The Tyra field requires redevelopment due to subsidence of the chalk reservoir, which has led to the platforms sinking by around 5 m in the past 30 years. This has reduced the gap between the sea and the platform decks. As a result, investment is required if the Tyra complex is to continue producing safely into the next decade. “The main operational impact of subsidence is that we, since 2014, have positioned bridge-linked accommodation rigs next to each of the main Tyra platforms during the winter season,” Mr Pedersen said. “These rigs have a higher air gap than the platforms, and therefore the offshore teams will go to these in case of severe winter storms and high waves.”

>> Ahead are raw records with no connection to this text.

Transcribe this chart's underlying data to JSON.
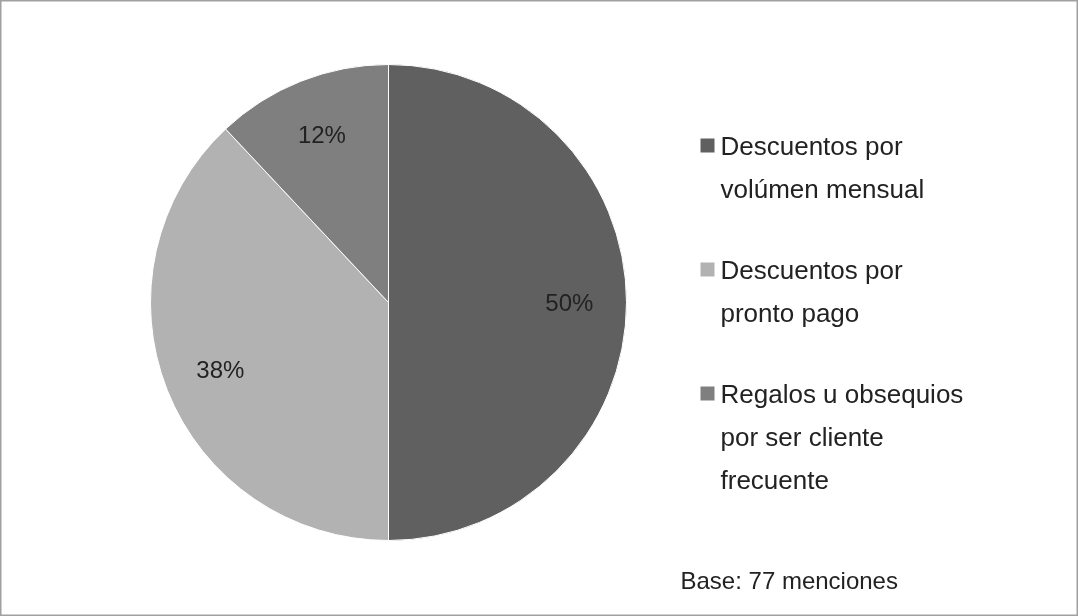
{
  "chart_data": {
    "type": "pie",
    "categories": [
      "Descuentos por volúmen mensual",
      "Descuentos por pronto pago",
      "Regalos u obsequios por ser cliente frecuente"
    ],
    "values": [
      50,
      38,
      12
    ],
    "colors": [
      "#606060",
      "#b2b2b2",
      "#7f7f7f"
    ],
    "value_labels": [
      "50%",
      "38%",
      "12%"
    ],
    "legend": "right",
    "annotations": [
      "Base: 77 menciones"
    ]
  }
}
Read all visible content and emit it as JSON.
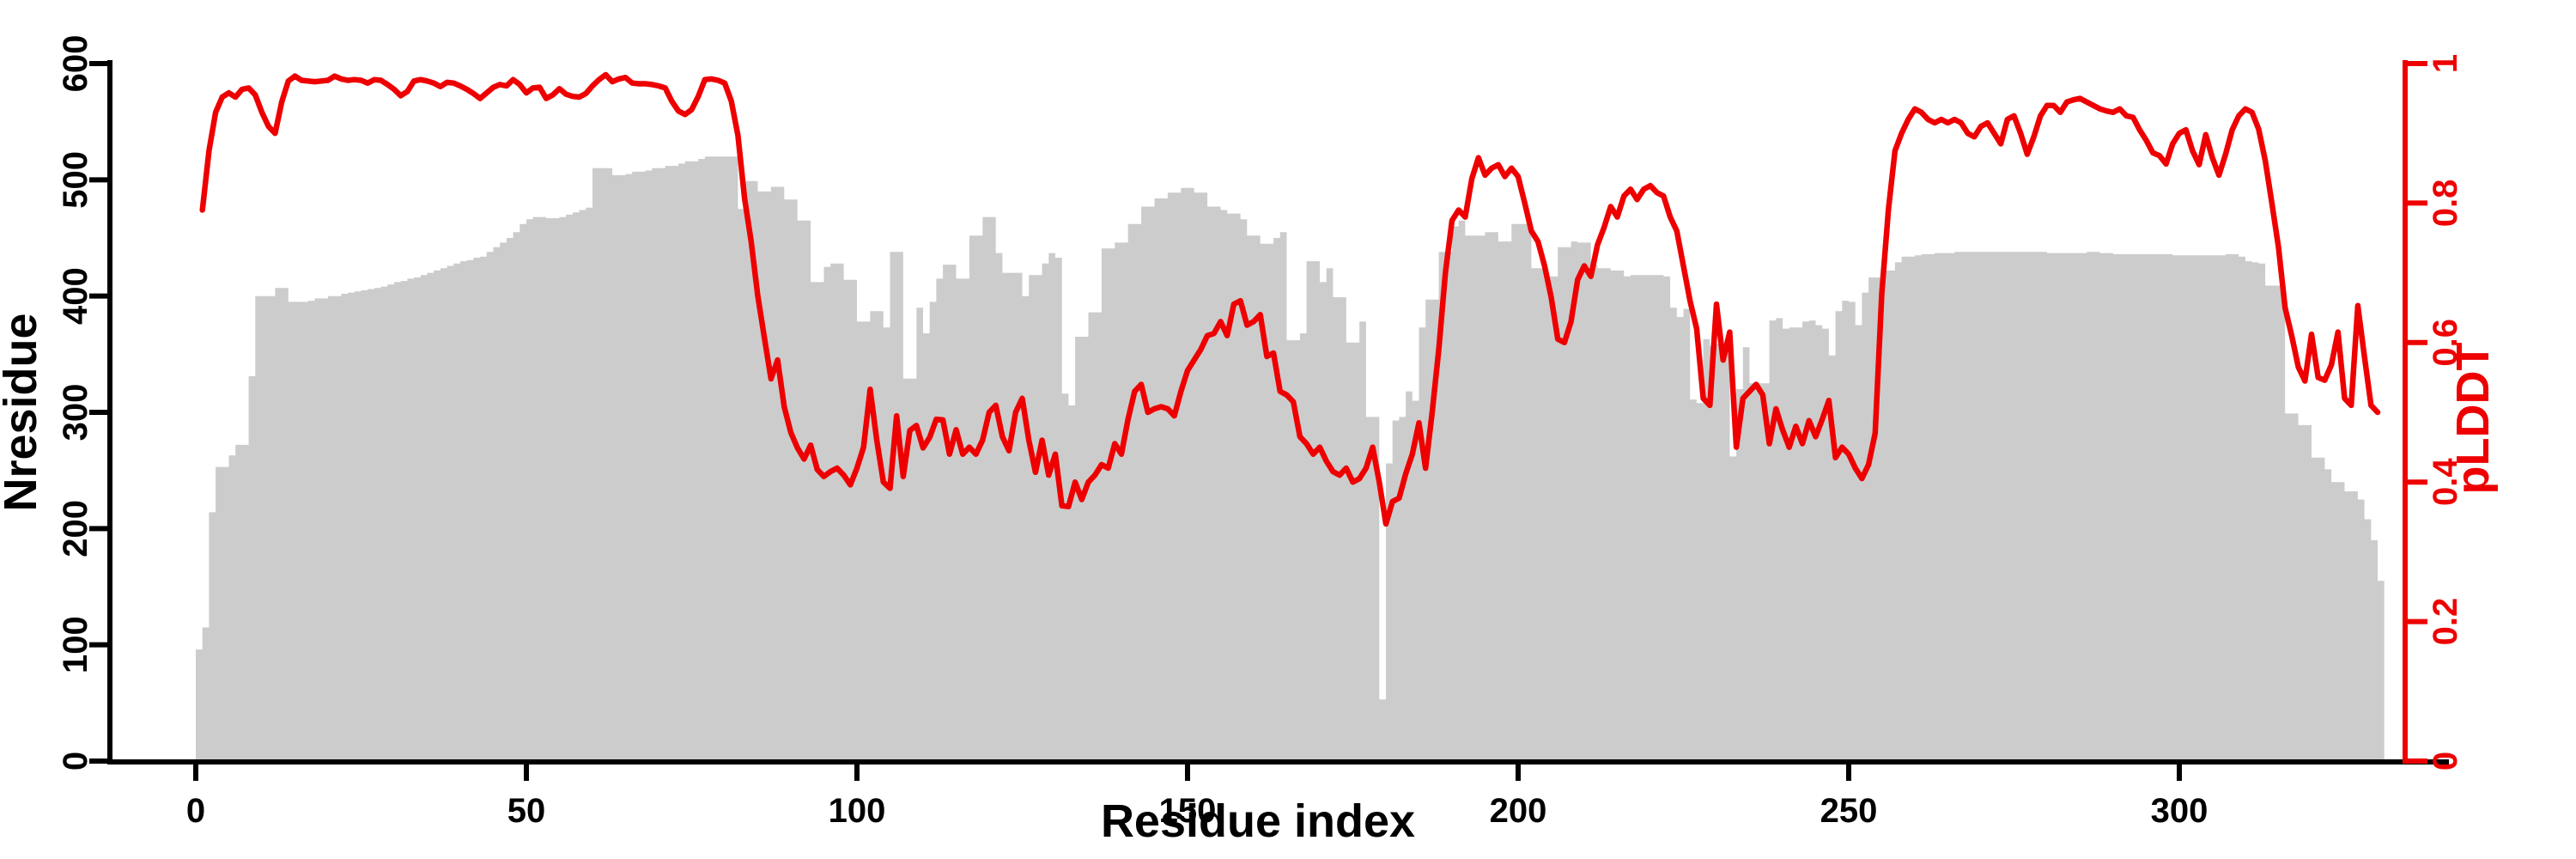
{
  "chart_data": {
    "type": "bar",
    "subtype": "dual-axis bar + line",
    "title": "",
    "xlabel": "Residue index",
    "ylabel_left": "Nresidue",
    "ylabel_right": "pLDDT",
    "background": "#ffffff",
    "bar_color": "#cccccc",
    "line_color": "#ee0000",
    "left_axis_color": "#000000",
    "right_axis_color": "#ee0000",
    "grid": false,
    "legend_position": "none",
    "xlim": [
      0,
      331
    ],
    "ylim_left": [
      0,
      600
    ],
    "ylim_right": [
      0,
      1
    ],
    "x_tick_values": [
      0,
      50,
      100,
      150,
      200,
      250,
      300
    ],
    "x_tick_labels": [
      "0",
      "50",
      "100",
      "150",
      "200",
      "250",
      "300"
    ],
    "left_tick_values": [
      0,
      100,
      200,
      300,
      400,
      500,
      600
    ],
    "left_tick_labels": [
      "0",
      "100",
      "200",
      "300",
      "400",
      "500",
      "600"
    ],
    "right_tick_values": [
      0,
      0.2,
      0.4,
      0.6,
      0.8,
      1
    ],
    "right_tick_labels": [
      "0",
      "0.2",
      "0.4",
      "0.6",
      "0.8",
      "1"
    ],
    "series": [
      {
        "name": "Nresidue",
        "type": "bar",
        "axis": "left",
        "x_start": 0,
        "x_step": 1,
        "values": [
          96,
          115,
          214,
          253,
          253,
          263,
          272,
          272,
          331,
          400,
          400,
          400,
          407,
          407,
          395,
          395,
          395,
          396,
          398,
          398,
          400,
          400,
          402,
          403,
          404,
          405,
          406,
          407,
          408,
          410,
          412,
          413,
          415,
          416,
          418,
          420,
          422,
          424,
          426,
          428,
          430,
          431,
          433,
          434,
          438,
          442,
          446,
          450,
          455,
          462,
          466,
          468,
          468,
          467,
          467,
          468,
          470,
          472,
          474,
          476,
          510,
          510,
          510,
          504,
          504,
          505,
          507,
          507,
          508,
          510,
          510,
          512,
          512,
          514,
          516,
          516,
          518,
          520,
          520,
          520,
          520,
          520,
          475,
          499,
          499,
          490,
          490,
          494,
          494,
          483,
          483,
          465,
          465,
          412,
          412,
          425,
          428,
          428,
          414,
          414,
          378,
          378,
          387,
          387,
          373,
          438,
          438,
          329,
          329,
          390,
          368,
          395,
          415,
          427,
          427,
          415,
          415,
          452,
          452,
          468,
          468,
          437,
          420,
          420,
          420,
          400,
          418,
          418,
          428,
          437,
          433,
          316,
          306,
          365,
          365,
          386,
          386,
          441,
          441,
          446,
          446,
          462,
          462,
          477,
          477,
          484,
          484,
          489,
          489,
          493,
          493,
          489,
          489,
          477,
          477,
          474,
          471,
          471,
          466,
          452,
          452,
          445,
          445,
          450,
          455,
          362,
          362,
          368,
          430,
          430,
          412,
          424,
          399,
          399,
          360,
          360,
          378,
          296,
          296,
          53,
          256,
          293,
          296,
          318,
          310,
          373,
          397,
          397,
          438,
          438,
          460,
          465,
          452,
          452,
          452,
          455,
          455,
          447,
          447,
          462,
          462,
          462,
          424,
          424,
          417,
          417,
          442,
          442,
          447,
          446,
          446,
          427,
          424,
          424,
          422,
          422,
          417,
          418,
          418,
          418,
          418,
          418,
          417,
          390,
          382,
          389,
          311,
          308,
          363,
          357,
          359,
          359,
          262,
          320,
          356,
          325,
          325,
          325,
          379,
          381,
          372,
          373,
          373,
          378,
          379,
          375,
          372,
          349,
          387,
          396,
          395,
          375,
          403,
          416,
          416,
          422,
          422,
          429,
          434,
          434,
          435,
          436,
          436,
          437,
          437,
          437,
          438,
          438,
          438,
          438,
          438,
          438,
          438,
          438,
          438,
          438,
          438,
          438,
          438,
          438,
          437,
          437,
          437,
          437,
          437,
          437,
          438,
          438,
          437,
          437,
          436,
          436,
          436,
          436,
          436,
          436,
          436,
          436,
          436,
          435,
          435,
          435,
          435,
          435,
          435,
          435,
          435,
          436,
          436,
          434,
          430,
          429,
          428,
          409,
          409,
          409,
          299,
          299,
          289,
          289,
          261,
          261,
          251,
          240,
          240,
          232,
          232,
          225,
          208,
          190,
          155
        ]
      },
      {
        "name": "pLDDT",
        "type": "line",
        "axis": "right",
        "x_start": 1,
        "x_step": 1,
        "values": [
          0.79,
          0.875,
          0.93,
          0.952,
          0.958,
          0.952,
          0.963,
          0.965,
          0.955,
          0.93,
          0.91,
          0.9,
          0.945,
          0.975,
          0.982,
          0.976,
          0.975,
          0.974,
          0.975,
          0.976,
          0.982,
          0.978,
          0.976,
          0.977,
          0.976,
          0.972,
          0.977,
          0.976,
          0.97,
          0.963,
          0.954,
          0.96,
          0.975,
          0.977,
          0.975,
          0.972,
          0.967,
          0.973,
          0.972,
          0.968,
          0.963,
          0.957,
          0.95,
          0.958,
          0.966,
          0.97,
          0.968,
          0.977,
          0.97,
          0.958,
          0.965,
          0.966,
          0.95,
          0.955,
          0.964,
          0.956,
          0.953,
          0.952,
          0.957,
          0.968,
          0.977,
          0.984,
          0.974,
          0.978,
          0.98,
          0.972,
          0.971,
          0.971,
          0.97,
          0.968,
          0.965,
          0.946,
          0.932,
          0.927,
          0.934,
          0.953,
          0.977,
          0.978,
          0.976,
          0.972,
          0.946,
          0.897,
          0.807,
          0.745,
          0.667,
          0.607,
          0.548,
          0.575,
          0.508,
          0.471,
          0.449,
          0.433,
          0.453,
          0.418,
          0.408,
          0.415,
          0.42,
          0.41,
          0.396,
          0.42,
          0.45,
          0.533,
          0.46,
          0.4,
          0.391,
          0.495,
          0.408,
          0.474,
          0.481,
          0.449,
          0.464,
          0.49,
          0.489,
          0.44,
          0.475,
          0.44,
          0.45,
          0.44,
          0.46,
          0.5,
          0.51,
          0.465,
          0.445,
          0.5,
          0.52,
          0.46,
          0.414,
          0.46,
          0.41,
          0.44,
          0.366,
          0.365,
          0.4,
          0.375,
          0.4,
          0.41,
          0.425,
          0.42,
          0.455,
          0.44,
          0.49,
          0.53,
          0.54,
          0.5,
          0.505,
          0.508,
          0.505,
          0.495,
          0.53,
          0.56,
          0.575,
          0.59,
          0.61,
          0.613,
          0.63,
          0.61,
          0.655,
          0.66,
          0.625,
          0.63,
          0.64,
          0.58,
          0.585,
          0.53,
          0.525,
          0.515,
          0.465,
          0.455,
          0.44,
          0.45,
          0.43,
          0.415,
          0.41,
          0.42,
          0.4,
          0.405,
          0.42,
          0.45,
          0.4,
          0.34,
          0.372,
          0.377,
          0.412,
          0.44,
          0.485,
          0.42,
          0.5,
          0.59,
          0.7,
          0.775,
          0.79,
          0.78,
          0.835,
          0.865,
          0.84,
          0.85,
          0.855,
          0.838,
          0.85,
          0.838,
          0.8,
          0.76,
          0.745,
          0.71,
          0.665,
          0.605,
          0.6,
          0.63,
          0.69,
          0.71,
          0.695,
          0.74,
          0.765,
          0.795,
          0.78,
          0.81,
          0.82,
          0.805,
          0.82,
          0.825,
          0.815,
          0.81,
          0.78,
          0.76,
          0.71,
          0.66,
          0.62,
          0.52,
          0.51,
          0.655,
          0.575,
          0.615,
          0.45,
          0.52,
          0.53,
          0.54,
          0.525,
          0.455,
          0.505,
          0.475,
          0.45,
          0.48,
          0.455,
          0.488,
          0.465,
          0.49,
          0.517,
          0.435,
          0.45,
          0.44,
          0.42,
          0.405,
          0.425,
          0.47,
          0.67,
          0.79,
          0.875,
          0.9,
          0.92,
          0.935,
          0.93,
          0.92,
          0.915,
          0.92,
          0.915,
          0.92,
          0.915,
          0.9,
          0.895,
          0.91,
          0.915,
          0.9,
          0.885,
          0.92,
          0.925,
          0.9,
          0.87,
          0.895,
          0.925,
          0.94,
          0.94,
          0.93,
          0.945,
          0.948,
          0.95,
          0.945,
          0.94,
          0.935,
          0.932,
          0.93,
          0.935,
          0.925,
          0.923,
          0.905,
          0.89,
          0.872,
          0.868,
          0.856,
          0.885,
          0.9,
          0.905,
          0.875,
          0.855,
          0.898,
          0.865,
          0.84,
          0.87,
          0.905,
          0.925,
          0.935,
          0.93,
          0.906,
          0.861,
          0.8,
          0.737,
          0.65,
          0.61,
          0.565,
          0.545,
          0.612,
          0.55,
          0.546,
          0.568,
          0.615,
          0.52,
          0.51,
          0.653,
          0.58,
          0.51,
          0.5
        ]
      }
    ]
  }
}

One of the most critical aspects of redevelopment will be to make sure the new topsides for the wellhead and riser platforms fit completely with the existing jackets and that the jackets are capable of carrying the additional weight and of resisting expected wave impacts. “Another complicated task will be the decommissioning of the two old process and accommodation platforms. They have been optimized and amended over the years in order to meet operational needs, and it will take tremendously detailed planning to safely and efficiently move them,” Mr Pedersen said.
Maersk will pursue technical and commercial solutions for the redevelopment project by working closely with authorities, universities and suppliers under what it calls the Triple Helix approach. “We worked closely with the government to identify a solution enabling continued access to Denmark’s oil and gas resources in the Danish North Sea. We are in close dialogue with DHRTC (Danish Hydrocarbon Research and Technology Center) to develop and embed new technologies offshore, and last year we launched the Suppliers Forum to build value-adding partnerships with suppliers.”
Mr Pedersen added that all 90 existing wells in the Tyra field area will be reused, so no new drilling is expected. Final investment decision is expected to take place by the end of 2017. The shut-in of the Tyra facilities will take place in December 2019, and the redevelopment will be finalized by March 2022, when first hydrocarbons from the new facilities are expected.
“The agreement makes the Danish North Sea a more competitive investment area for oil and gas companies to invest and to develop new opportunities,” Maersk Oil’s Chief Operating Officer Martin Rune Pedersen said. “A redevelopment of Tyra can be a catalyst for prolonging the life of the Danish North Sea. It can protect valuable revenues to the Danish state and Danish jobs – especially in the Esbjerg area.”
Maersk Oil Chief Executive Gretchen Watkins added: “Today’s announcement reaffirms the commitment Maersk Oil has made to invest in the future of North Sea oil and gas and, in particular, in our heartland in Denmark. The recognition of shared value between government and industry in investments like the redevelopment of Tyra are a blueprint for the type of collaboration that will support value creation for decades to come.”